Wie viele andere Kommunen will auch die Stadt Wolframs-Eschen­bach auf Anraten des Bayerischen Gemeindetags künftig auf die Kon­zessionsabgabe für die Staßenbe­leuchtung verzichten und so einen Betrag von zirka 350 Euro pro Jahr einsparen. Man spart sich so die Mehrwertsteuer, die man vorher mit gezahlt und nicht zurückbekommen hatte. Dieser Beschluss fiel eben­falls einstimmig.

Parkprobleme ärgern Feuerwehr

Unter dem Punkt „Anfragen“ wurde die Parkplatzsituation am Sportheim angesprochen. Es werde beobachtet, dass die Parkplätze ent­lang des Wegs zwischen Sportheim/ Sportplatz und Schulgelände oft nicht genutzt würden und statt des­sen der Steingrubenweg entlang sei­ner beiden Seiten „zugeparkt“ wer­de. Diese Situation sei kürzlich erst wieder beobachtet worden, als in Schule eine Blutspendeveran­staltung des BRK stattfand. „Sollte zu so einer Zeit unsere Feuerwehr irgendwo benötigt werden, müssen wir eine andere anrufen, weil unse­re nicht ausrücken kann“, fasste Stadtrat Manuel Mitzler das Prob­lem in drastische Worte. Nun sollen die Parkplätze am Sportheim besser ausgeschildert werden. Gleichzeitig wurde aber gefordert, dass weitere Parkplätze etwa hinter der Schule geschaffen werden sollten, da bei größeren Sportveranstaltungen die vorhandenen nicht ausreichend seien. Bürgermeister Michael Dörr zeigte sich nicht abgeneigt, über ein einseitiges Parkverbot entlang des Steingrubenwegs (auf der Schulsei­te) nachzudenken, insbesondere im Hinblick auf die Feuerwehrzufahrt. Er will jedoch zunächst das Ge­spräch mit dem Vorstand des Sport­vereins und auch mit der Feuerwehr suchen.
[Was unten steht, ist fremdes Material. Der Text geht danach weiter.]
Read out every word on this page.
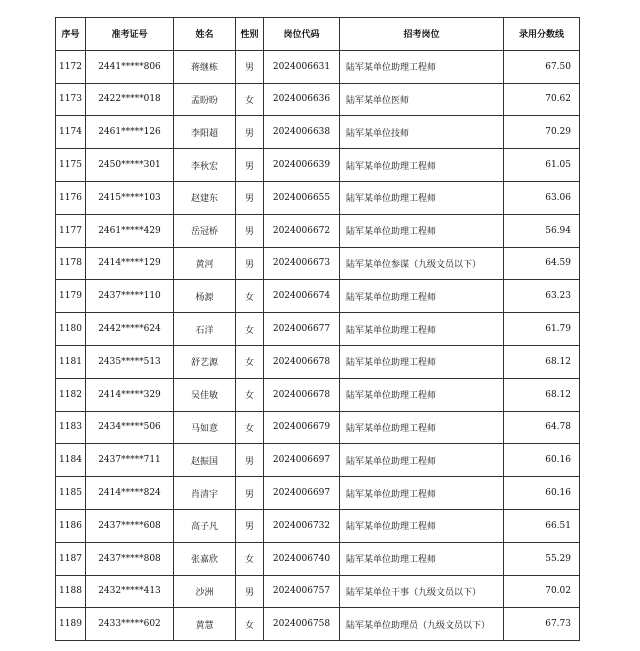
序号	准考证号	姓名	性别	岗位代码	招考岗位	录用分数线
1172	2441*****806	蒋继栋	男	2024006631	陆军某单位助理工程师	67.50
1173	2422*****018	孟盼盼	女	2024006636	陆军某单位医师	70.62
1174	2461*****126	李阳超	男	2024006638	陆军某单位技师	70.29
1175	2450*****301	李秋宏	男	2024006639	陆军某单位助理工程师	61.05
1176	2415*****103	赵建东	男	2024006655	陆军某单位助理工程师	63.06
1177	2461*****429	岳冠桥	男	2024006672	陆军某单位助理工程师	56.94
1178	2414*****129	黄河	男	2024006673	陆军某单位参谋（九级文员以下）	64.59
1179	2437*****110	杨源	女	2024006674	陆军某单位助理工程师	63.23
1180	2442*****624	石洋	女	2024006677	陆军某单位助理工程师	61.79
1181	2435*****513	舒艺源	女	2024006678	陆军某单位助理工程师	68.12
1182	2414*****329	吴佳敏	女	2024006678	陆军某单位助理工程师	68.12
1183	2434*****506	马如意	女	2024006679	陆军某单位助理工程师	64.78
1184	2437*****711	赵振国	男	2024006697	陆军某单位助理工程师	60.16
1185	2414*****824	肖清宇	男	2024006697	陆军某单位助理工程师	60.16
1186	2437*****608	高子凡	男	2024006732	陆军某单位助理工程师	66.51
1187	2437*****808	张嘉欣	女	2024006740	陆军某单位助理工程师	55.29
1188	2432*****413	沙洲	男	2024006757	陆军某单位干事（九级文员以下）	70.02
1189	2433*****602	黄慧	女	2024006758	陆军某单位助理员（九级文员以下）	67.73
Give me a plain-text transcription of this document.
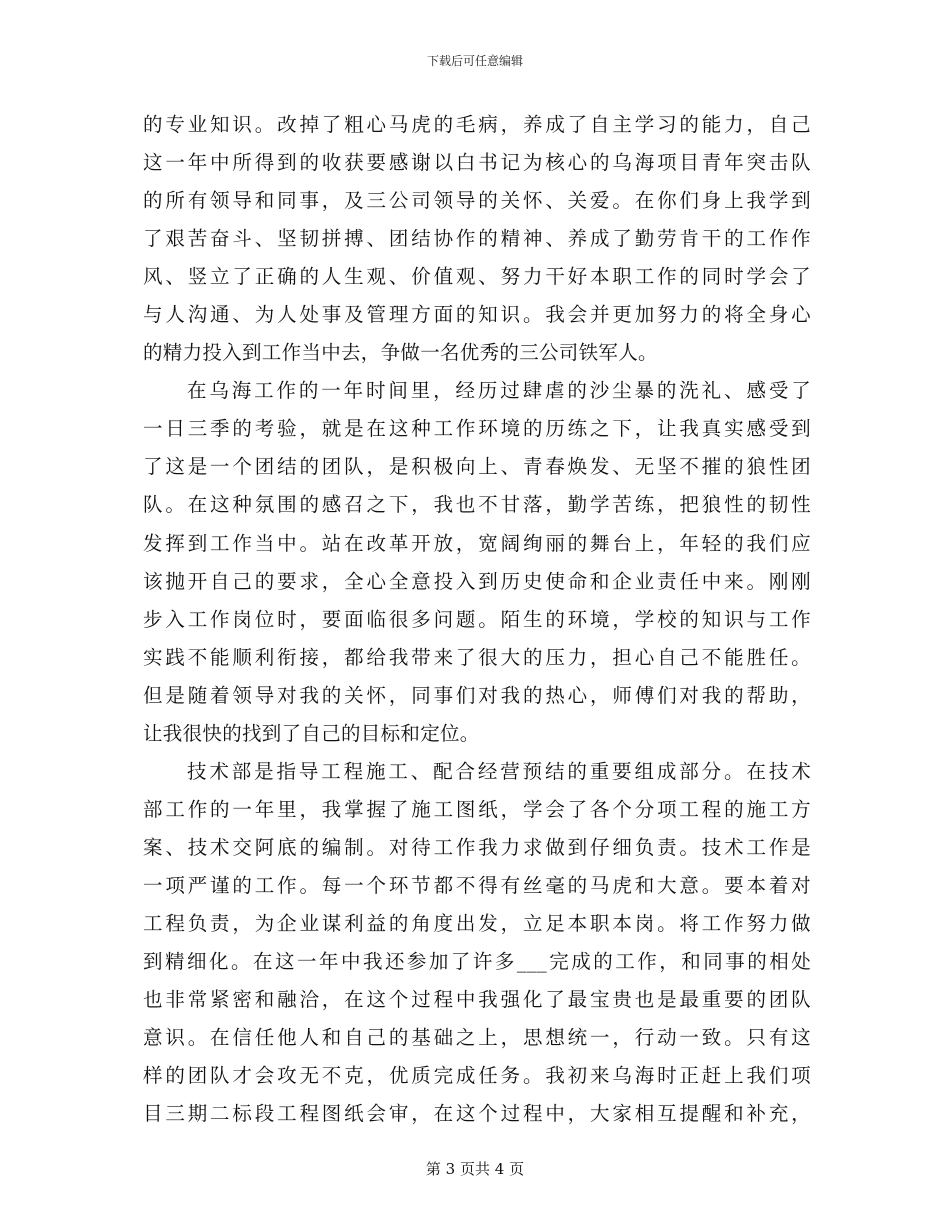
下载后可任意编辑
的专业知识。改掉了粗心马虎的毛病，养成了自主学习的能力，自己
这一年中所得到的收获要感谢以白书记为核心的乌海项目青年突击队
的所有领导和同事，及三公司领导的关怀、关爱。在你们身上我学到
了艰苦奋斗、坚韧拼搏、团结协作的精神、养成了勤劳肯干的工作作
风、竖立了正确的人生观、价值观、努力干好本职工作的同时学会了
与人沟通、为人处事及管理方面的知识。我会并更加努力的将全身心
的精力投入到工作当中去，争做一名优秀的三公司铁军人。
在乌海工作的一年时间里，经历过肆虐的沙尘暴的洗礼、感受了
一日三季的考验，就是在这种工作环境的历练之下，让我真实感受到
了这是一个团结的团队，是积极向上、青春焕发、无坚不摧的狼性团
队。在这种氛围的感召之下，我也不甘落，勤学苦练，把狼性的韧性
发挥到工作当中。站在改革开放，宽阔绚丽的舞台上，年轻的我们应
该抛开自己的要求，全心全意投入到历史使命和企业责任中来。刚刚
步入工作岗位时，要面临很多问题。陌生的环境，学校的知识与工作
实践不能顺利衔接，都给我带来了很大的压力，担心自己不能胜任。
但是随着领导对我的关怀，同事们对我的热心，师傅们对我的帮助，
让我很快的找到了自己的目标和定位。
技术部是指导工程施工、配合经营预结的重要组成部分。在技术
部工作的一年里，我掌握了施工图纸，学会了各个分项工程的施工方
案、技术交阿底的编制。对待工作我力求做到仔细负责。技术工作是
一项严谨的工作。每一个环节都不得有丝毫的马虎和大意。要本着对
工程负责，为企业谋利益的角度出发，立足本职本岗。将工作努力做
到精细化。在这一年中我还参加了许多___完成的工作，和同事的相处
也非常紧密和融洽，在这个过程中我强化了最宝贵也是最重要的团队
意识。在信任他人和自己的基础之上，思想统一，行动一致。只有这
样的团队才会攻无不克，优质完成任务。我初来乌海时正赶上我们项
目三期二标段工程图纸会审，在这个过程中，大家相互提醒和补充，
第 3 页共 4 页
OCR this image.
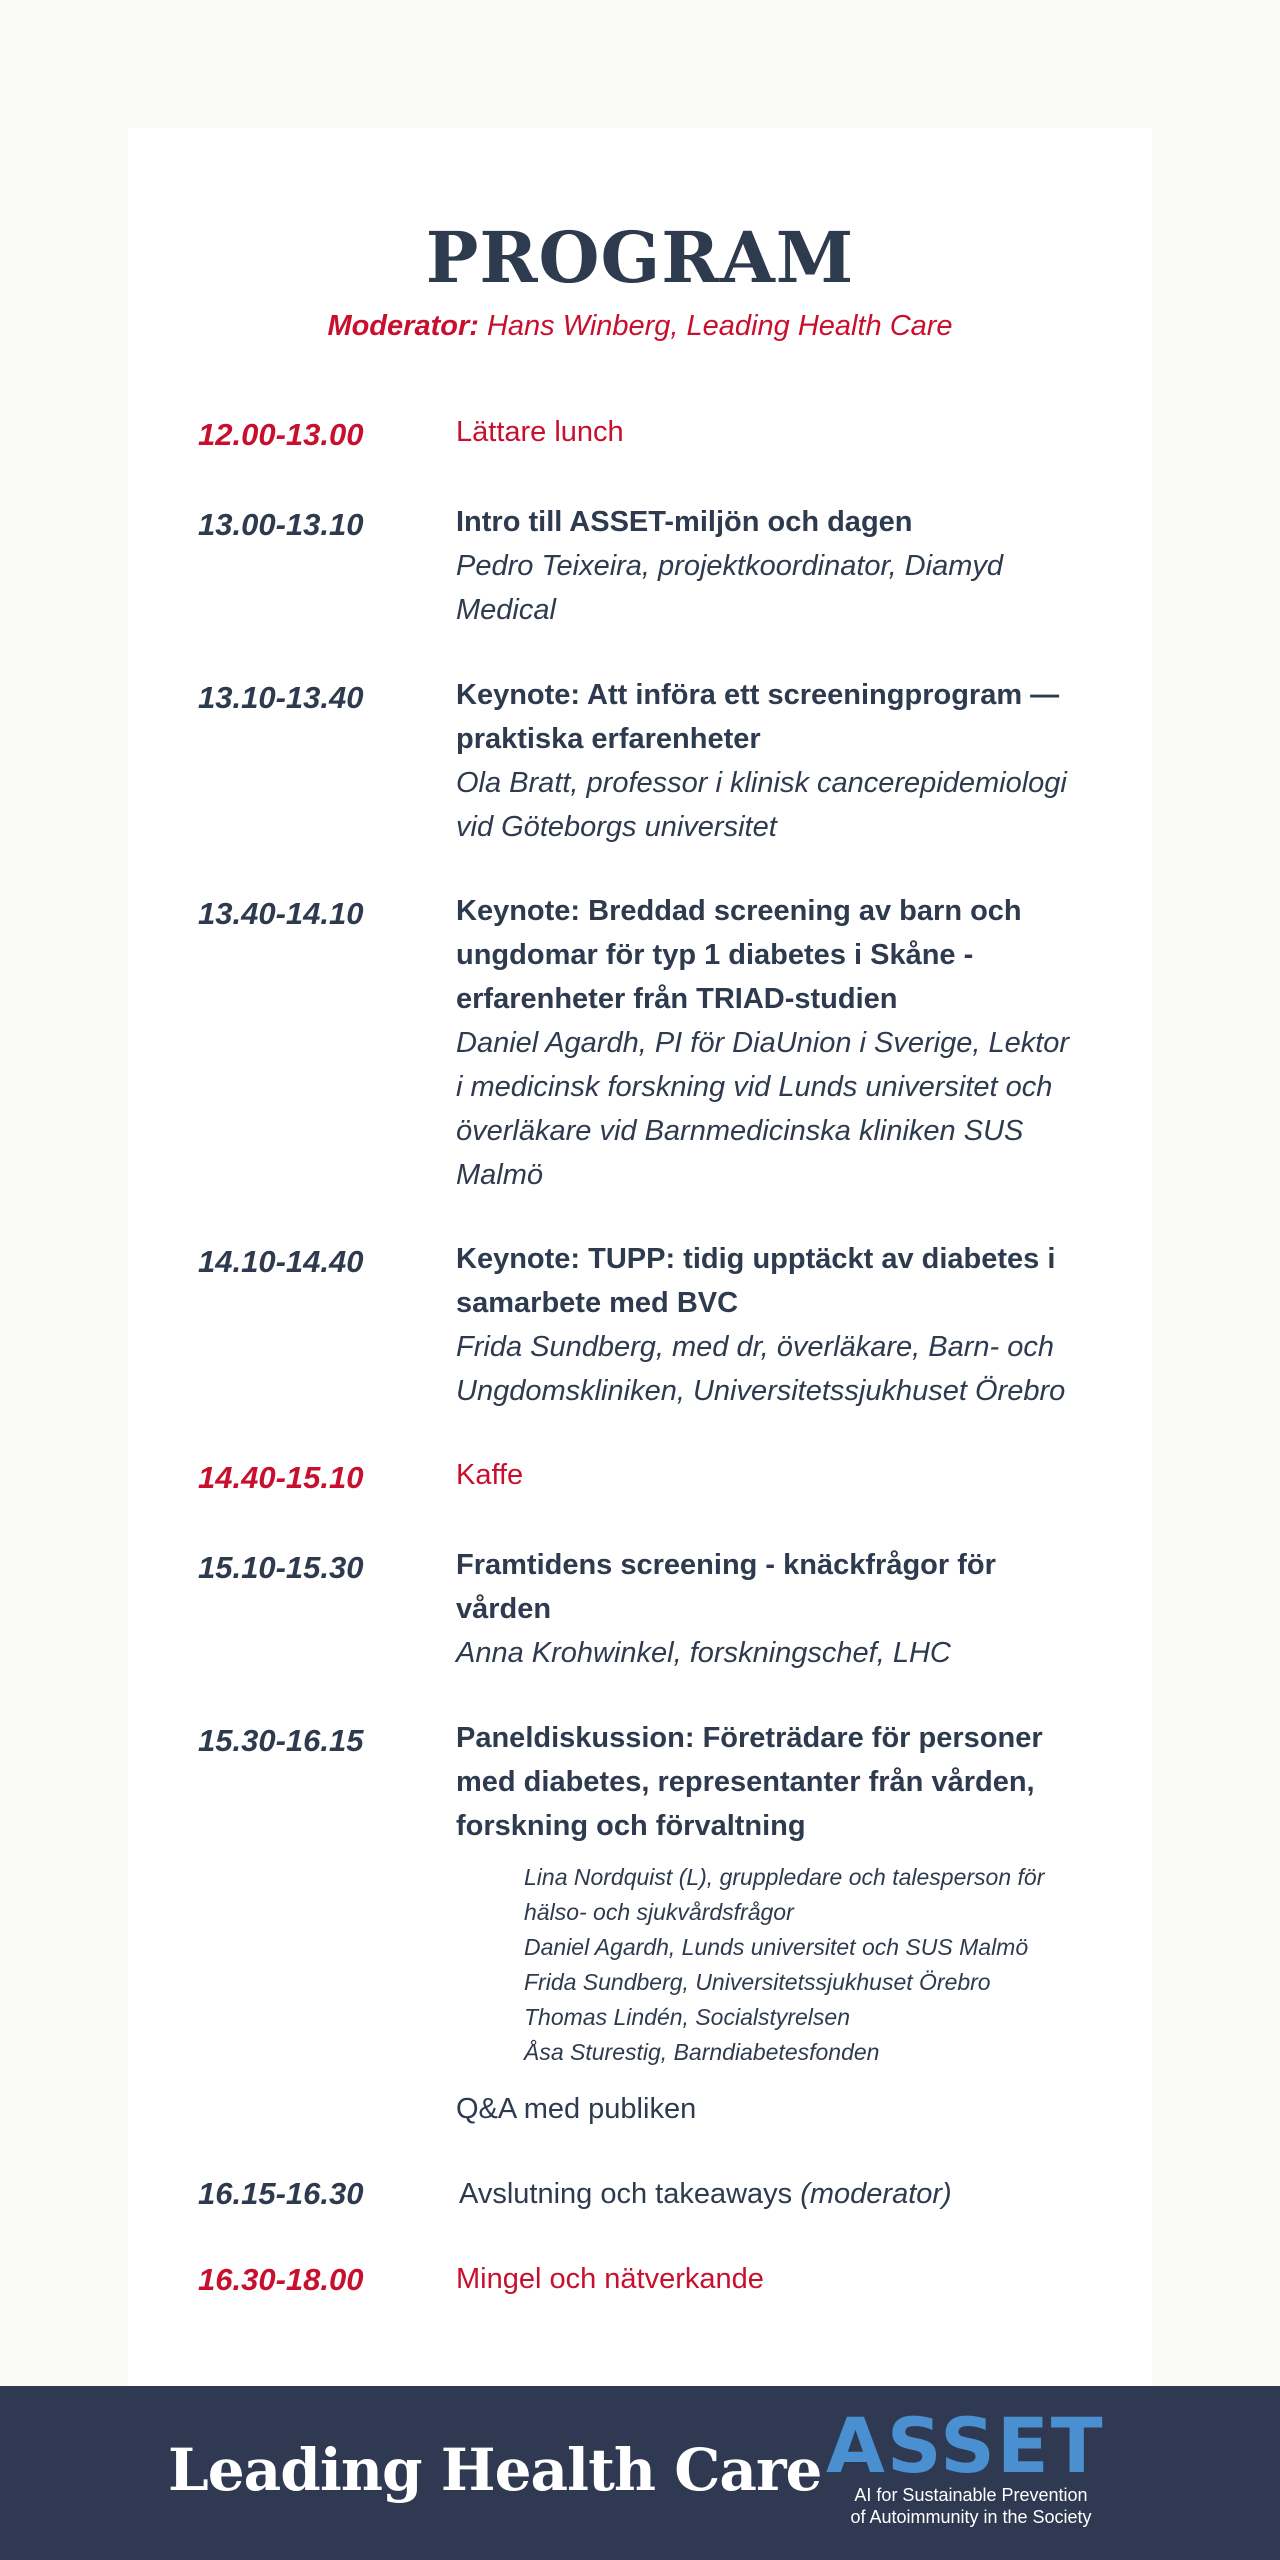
PROGRAM
Moderator: Hans Winberg, Leading Health Care
12.00-13.00	Lättare lunch
13.00-13.10	Intro till ASSET-miljön och dagen
Pedro Teixeira, projektkoordinator, Diamyd Medical
13.10-13.40	Keynote: Att införa ett screeningprogram — praktiska erfarenheter
Ola Bratt, professor i klinisk cancerepidemiologi vid Göteborgs universitet
13.40-14.10	Keynote: Breddad screening av barn och ungdomar för typ 1 diabetes i Skåne - erfarenheter från TRIAD-studien
Daniel Agardh, PI för DiaUnion i Sverige, Lektor i medicinsk forskning vid Lunds universitet och överläkare vid Barnmedicinska kliniken SUS Malmö
14.10-14.40	Keynote: TUPP: tidig upptäckt av diabetes i samarbete med BVC
Frida Sundberg, med dr, överläkare, Barn- och Ungdomskliniken, Universitetssjukhuset Örebro
14.40-15.10	Kaffe
15.10-15.30	Framtidens screening - knäckfrågor för vården
Anna Krohwinkel, forskningschef, LHC
15.30-16.15	Paneldiskussion: Företrädare för personer med diabetes, representanter från vården, forskning och förvaltning
Lina Nordquist (L), gruppledare och talesperson för hälso- och sjukvårdsfrågor
Daniel Agardh, Lunds universitet och SUS Malmö
Frida Sundberg, Universitetssjukhuset Örebro
Thomas Lindén, Socialstyrelsen
Åsa Sturestig, Barndiabetesfonden
Q&A med publiken
16.15-16.30	Avslutning och takeaways (moderator)
16.30-18.00	Mingel och nätverkande
Leading Health Care ASSET
AI for Sustainable Prevention
of Autoimmunity in the Society
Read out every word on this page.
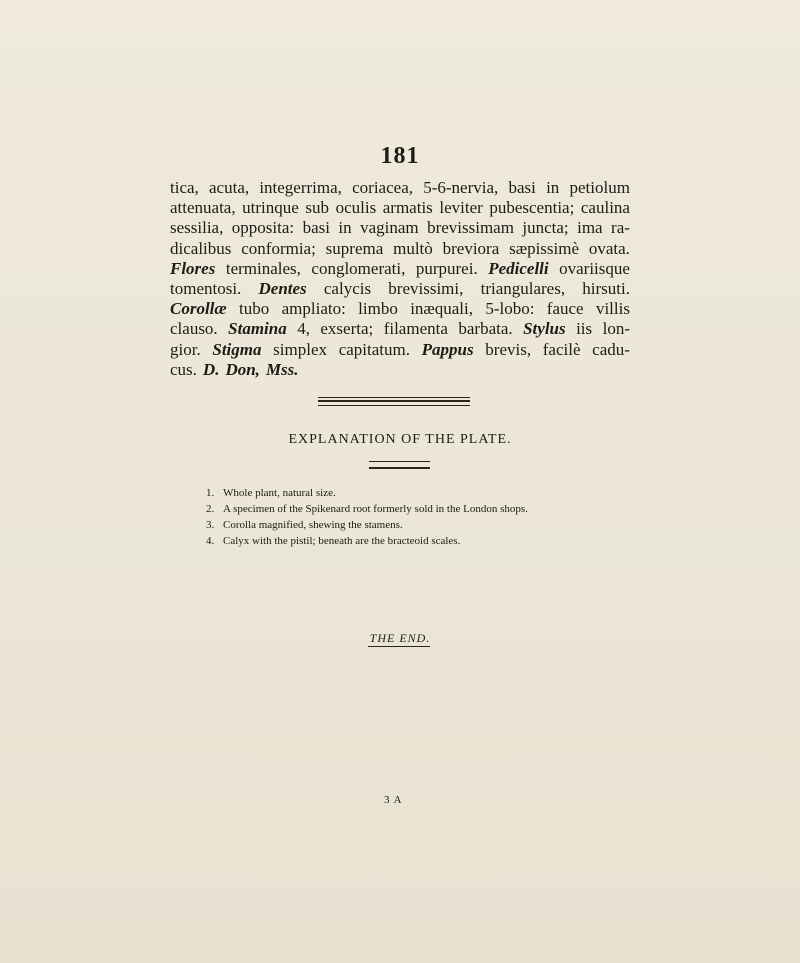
181
tica, acuta, integerrima, coriacea, 5-6-nervia, basi in petiolum
attenuata, utrinque sub oculis armatis leviter pubescentia; caulina
sessilia, opposita: basi in vaginam brevissimam juncta; ima ra-
dicalibus conformia; suprema multò breviora sæpissimè ovata.
Flores terminales, conglomerati, purpurei. Pedicelli ovariisque
tomentosi. Dentes calycis brevissimi, triangulares, hirsuti.
Corollæ tubo ampliato: limbo inæquali, 5-lobo: fauce villis
clauso. Stamina 4, exserta; filamenta barbata. Stylus iis lon-
gior. Stigma simplex capitatum. Pappus brevis, facilè cadu-
cus. D. Don, Mss.
EXPLANATION OF THE PLATE.
1. Whole plant, natural size.
2. A specimen of the Spikenard root formerly sold in the London shops.
3. Corolla magnified, shewing the stamens.
4. Calyx with the pistil; beneath are the bracteoid scales.
THE END.
3 A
Mit einem kurzen Jahresrückblick ging der öffentliche Sitzungsteil zu Ende. Der Rathauschef sprach von „noch ganz guten Finanzrücklagen“, erwartet aber eine schwierige Ein­nahmesituation im Haushaltsjahr 2010. Dörr dankte allen Stadtrats­mitgliedern für die „gute und enga­gierte Zusammenarbeit im Stadtrat“ und wünschte sich diese auch für das neue Jahr.